GOP hopefuls trying to define the new ‘normal’
By Rod Haxton, editor
Politicians love to cultivate a belief that they are just one of us.
It works two ways.
It allows our Congressmen and the occasional presidential candidate to give the impression that they connect with us common folk.
And we, as common folk, can walk away thinking that these individuals really aren’t that much different from us when, in reality, they are.
There’s something to be said for a Congressman or a presidential wannabe who’s “just like us.”
But, in reality, shouldn’t we expect a little better?
Andrew Jackson was often referred to as the “people’s president.” He was so connected with the people that at Jackson’s first inauguration, the White House became virtually an open bar. About 21,000 people were on hand for the swearing in ceremony and an untold number broke through barriers and entered the White House where the party continued.
What was described as a “drunken mob” could only be dispersed when bowls of liquor and punch were placed on the front lawn of the White House.
It’s also no surprise that the White House was a mess with the crowd leaving behind several thousand dollars worth of broken china.
Who can’t relate to that?
And how many times were we reminded during the George W. Bush Administration that the president was the kind of person voters would like to drink a beer with? No one thought of his father, or Ronald Reagan or Gerald Ford in that manner.
Maybe, G.W. would make a great drinking buddy, unfortunately he ran the country like one of our old drinking buddies. Great guys to party with, but I wouldn’t put them in charge of my microwave, let alone an entire country.
Should we really be surprised at the result?
Yet, here are Republicans trying to convince us they are the party of the middle class. In doing so, Republican presidential candidates are completely redefining what it is to be an average American in terms of financial status and moral stature.
Mitt Romney, the $250 Million Dollar Man, knows our pain.
“I know what it’s like to worry whether you’re going to get fired. There were a couple of times I wondered if I was going to get a pink slip,” he said at a campaign rally.
Really?
His father was the former CEO of American Motors and a two-term governor of Michigan.
Just how close has he ever been to drawing an unemployment check?
Romney, who truly has his finger on the pulse of the common man, said that income from speaking fees between February 2010 and February 2011 were “not very much” - as in $374,000 not very much. He receives $60,000 per speech - which is more than the average American’s annual salary.
The mere mention of this is enough for Romney and his camp to claim we’re envious. Personally, we don’t care how much money Romney makes from his speaking engagements. And if people are willing to spend $100 or $10,000 a plate on the rubber chicken circuit to hear what Romney has to say, that’s fine.
But we tend to become a little offended when someone who wants to be president is so disconnected from reality that he considers $374,000 “not very much.”
That kind of individual would seem incapable of “feeling our pain” when it comes to unaffordable health insurance premiums or a family who has to choose between paying their rent or putting food on the table. For those families, it will take most of a lifetime to earn $374,000.

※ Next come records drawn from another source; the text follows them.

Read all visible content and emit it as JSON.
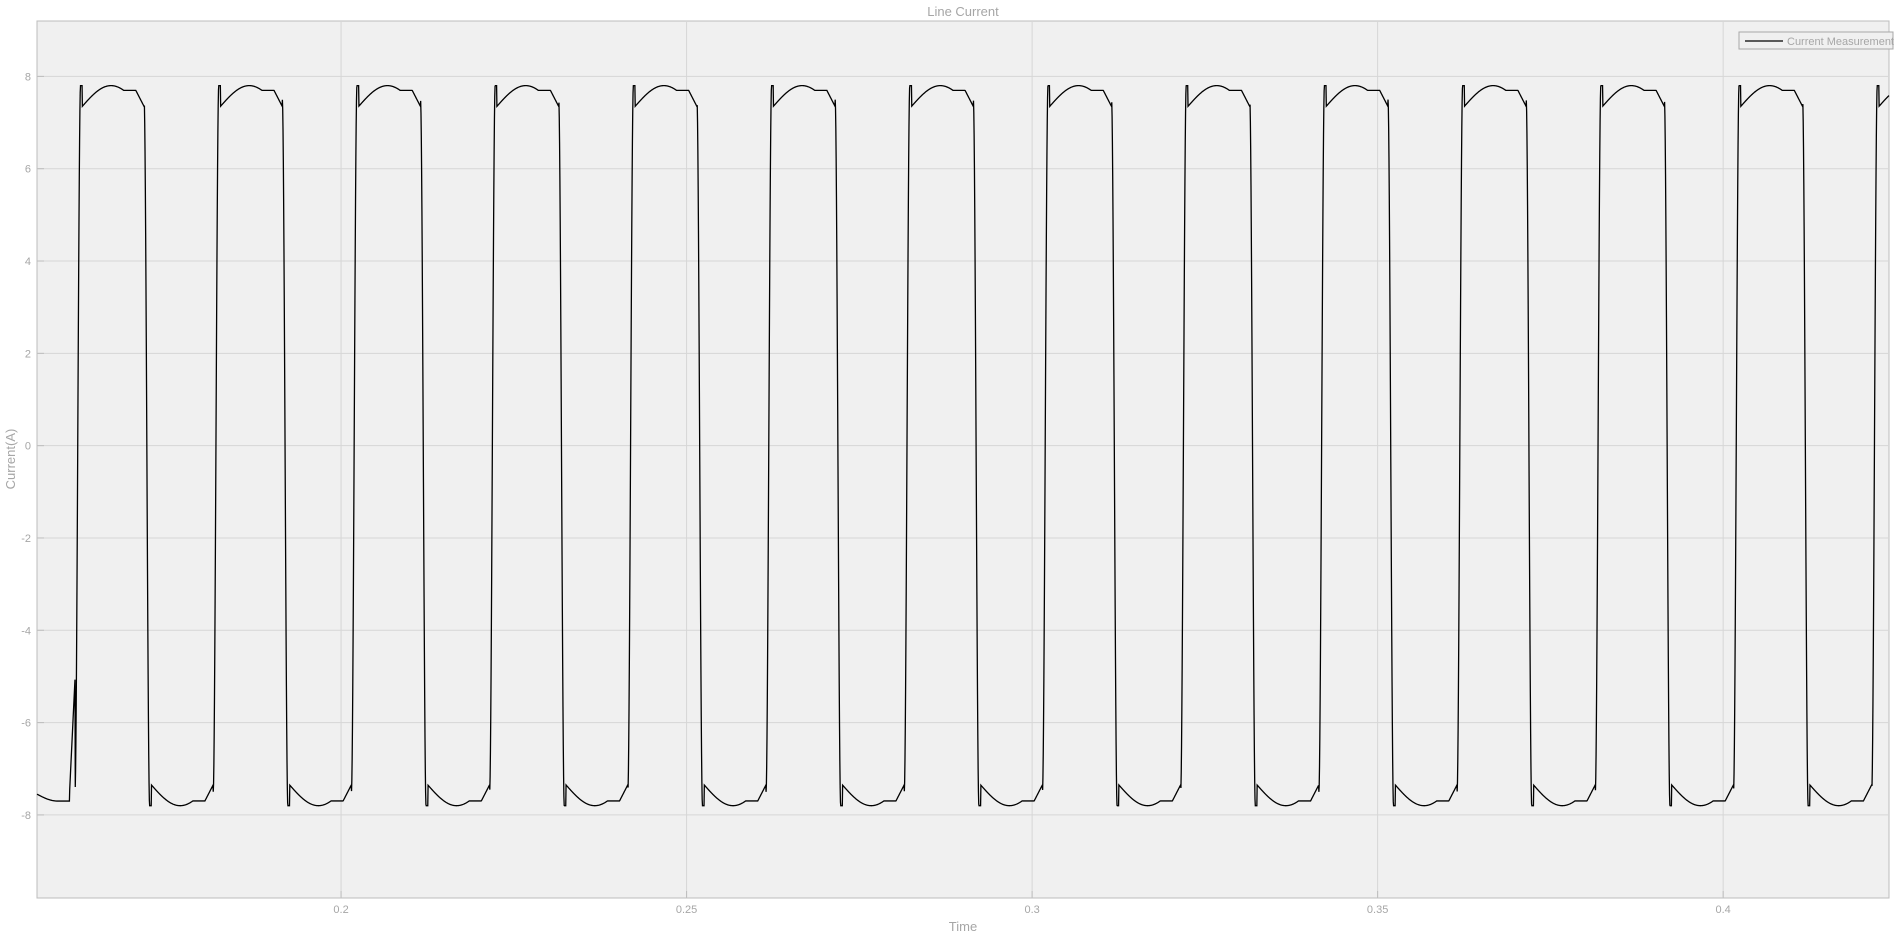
{
  "chart_data": {
    "type": "line",
    "title": "Line Current",
    "xlabel": "Time",
    "ylabel": "Current(A)",
    "xlim": [
      0.156,
      0.424
    ],
    "ylim": [
      -9.8,
      9.2
    ],
    "xticks": [
      0.2,
      0.25,
      0.3,
      0.35,
      0.4
    ],
    "xtick_labels": [
      "0.2",
      "0.25",
      "0.3",
      "0.35",
      "0.4"
    ],
    "yticks": [
      8,
      6,
      4,
      2,
      0,
      -2,
      -4,
      -6,
      -8
    ],
    "ytick_labels": [
      "8",
      "6",
      "4",
      "2",
      "0",
      "-2",
      "-4",
      "-6",
      "-8"
    ],
    "grid": true,
    "legend_position": "top-right",
    "colors": {
      "plot_background": "#f0f0f0",
      "grid": "#d6d6d6",
      "axes": "#bdbdbd",
      "text": "#a6a6a6",
      "series": "#000000"
    },
    "series": [
      {
        "name": "Current Measurement",
        "signal": "square-like wave, 50 Hz",
        "amplitude": 7.8,
        "period": 0.02,
        "rising_edges": [
          0.1615,
          0.1815,
          0.2015,
          0.2215,
          0.2415,
          0.2615,
          0.2815,
          0.3015,
          0.3215,
          0.3415,
          0.3615,
          0.3815,
          0.4015,
          0.4215
        ],
        "falling_edges": [
          0.1715,
          0.1915,
          0.2115,
          0.2315,
          0.2515,
          0.2715,
          0.2915,
          0.3115,
          0.3315,
          0.3515,
          0.3715,
          0.3915,
          0.4115
        ]
      }
    ]
  }
}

And yet, we have to come to Romney’s defense when Newt Gingrich takes it upon himself to define the new “normal.”
Gingrich, the conservative right wing’s new standard bearer for morality after two extramarital affairs and three marriages, says that cheating on his first two wives gives him an advantage over Romney since it makes him “more normal.”
“So, I think in that sense, it may make me more normal than somebody who wanders around seeming perfect and maybe not understanding the human condition and the challenges of life for normal people.”
There’s no doubt that anyone who refers to corporations as people - as Romney does - and who makes $57,000 each day on his investments without having to get out of bed has no understanding of the human condition. And I don’t think that understanding would change if Romney were to start having an extramarital affair.
Neither does cheating on more than one wife make one more sensitive to the challenges facing “normal people.” Despite Newt’s desperate attempt to condemn the “liberal media” for bringing up the topic and his second wife’s claim about wanting an “open marriage,” it doesn’t make him one of us.
Lots of people face challenges in their lives, but they do so without turning to alcohol, spousal abuse, embezzlement or becoming a hypocritical politician.
If Gingrich is the new definition of “normal” then moralists within the Republican Party have truly lost their way.